Development of high energy density fuel for the transportation sector in a sustainable manner poses a significant challenge.  The H2Bioil1 process proposed high pressure fast hydropyrolysis of biomass followed by catalytic vapor phase hydrodeoxygenation (HDO) and subsequent quenching to generate hydrocarbon-like fuel. Fast hydropyrolysis of biomass generates a complex mixture of oxygenated compounds which requires upgrading to reduce the oxygen content of the condensed bio-oil.  Understanding the mechanism of fast pyrolysis of biomass and biomass model compounds is the key for tailoring the pyrolysis product distribution, thereby making it suitable for final downstream catalytic upgrading.

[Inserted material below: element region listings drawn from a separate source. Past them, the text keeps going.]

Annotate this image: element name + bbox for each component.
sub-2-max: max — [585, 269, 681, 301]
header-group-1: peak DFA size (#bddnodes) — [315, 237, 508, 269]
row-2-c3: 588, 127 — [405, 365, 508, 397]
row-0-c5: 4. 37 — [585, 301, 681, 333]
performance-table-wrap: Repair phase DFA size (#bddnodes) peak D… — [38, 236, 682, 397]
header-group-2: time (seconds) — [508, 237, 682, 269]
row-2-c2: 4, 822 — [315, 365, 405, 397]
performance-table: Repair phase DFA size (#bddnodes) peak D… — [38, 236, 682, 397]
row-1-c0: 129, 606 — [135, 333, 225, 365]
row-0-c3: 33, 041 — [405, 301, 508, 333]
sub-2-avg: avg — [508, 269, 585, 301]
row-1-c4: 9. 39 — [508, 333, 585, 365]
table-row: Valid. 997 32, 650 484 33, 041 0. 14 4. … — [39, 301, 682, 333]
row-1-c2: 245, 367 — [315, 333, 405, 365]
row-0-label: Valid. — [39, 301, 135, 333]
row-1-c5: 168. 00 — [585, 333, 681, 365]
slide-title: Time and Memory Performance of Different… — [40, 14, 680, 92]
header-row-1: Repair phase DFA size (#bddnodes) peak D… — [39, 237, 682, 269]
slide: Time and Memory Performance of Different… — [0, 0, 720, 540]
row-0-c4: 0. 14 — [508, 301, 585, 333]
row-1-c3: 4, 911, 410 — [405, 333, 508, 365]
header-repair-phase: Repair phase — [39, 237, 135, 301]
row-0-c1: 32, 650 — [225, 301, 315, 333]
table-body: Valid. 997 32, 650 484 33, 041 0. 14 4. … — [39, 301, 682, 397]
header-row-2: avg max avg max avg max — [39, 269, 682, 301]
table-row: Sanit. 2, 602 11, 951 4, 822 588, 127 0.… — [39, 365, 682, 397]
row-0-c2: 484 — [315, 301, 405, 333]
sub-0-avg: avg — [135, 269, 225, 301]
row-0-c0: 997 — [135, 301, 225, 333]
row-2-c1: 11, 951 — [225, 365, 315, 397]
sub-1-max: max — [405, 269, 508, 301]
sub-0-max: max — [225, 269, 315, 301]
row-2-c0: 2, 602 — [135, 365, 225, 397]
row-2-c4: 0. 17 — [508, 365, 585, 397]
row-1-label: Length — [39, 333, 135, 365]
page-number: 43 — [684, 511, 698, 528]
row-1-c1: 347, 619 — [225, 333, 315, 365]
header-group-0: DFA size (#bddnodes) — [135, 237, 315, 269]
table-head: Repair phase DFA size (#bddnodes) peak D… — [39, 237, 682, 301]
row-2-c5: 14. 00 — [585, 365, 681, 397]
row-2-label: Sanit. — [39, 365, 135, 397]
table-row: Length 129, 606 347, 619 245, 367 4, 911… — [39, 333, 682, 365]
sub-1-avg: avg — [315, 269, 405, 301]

A micro-scale batch reactor, a modified commercial pyrolyzer, was used to study the pyrolysis of cellulose. A novel design allowed online sampling of pyrolysis vapor product composition under high pressure hydrogen (up to 350 psi) directly into the gas chromatograph and mass spectrometer (GC-MS) for analysis. An inline fixed-bed catalytic reactor was used to study the catalytic hydrodeoxygenation (HDO) of the pyrolysis products. Quantification of the pyrolysis products using the GC-MS accounted for 80-85% of the starting mass of the cellulose. Pyrolysis of cellulose was conducted in a temperature range 350°C-700°C. The major product observed was levoglucosan (~40%). The average molecular weight of the pyrolysis vapors decreased with an increase in the temperature of pyrolysis. Catalytic hydrodeoxygenation is required for upgrading pyrolysis vapors since fast hydropyrolysis alone did not lead to significant deoxygenation. Cellulose pyrolysis products were upgraded here over 2%Pt /ZrO2 and 2%Ru/ZrO2 catalyst at 300°C and 350 psi partial pressure of hydrogen. Complete hydrodeoxygenation of the pyrolysis products of biomass was observed under conditions of high catalyst to feed ratio (~20:1). The product distribution obtained over the two catalysts showed a lower degree of C-C bond hydrogenolysis over the 2%Pt/ZrO2 catalyst versus 2%Ru/ZrO2, with C4 and higher molecular weight hydrocarbons accounting for 40% of the carbon from the feed. The implications of these findings on the mechanism of cellulose pyrolysis and catalyst development for maximizing carbon conversion to fuel range molecules will be discussed.

1)      R. Agrawal, N. R. Singh, Synergistic Routes to Liquid Fuel for a Petroleum Deprived Future, AIChE Journal,55,7,1898-1905, 2009.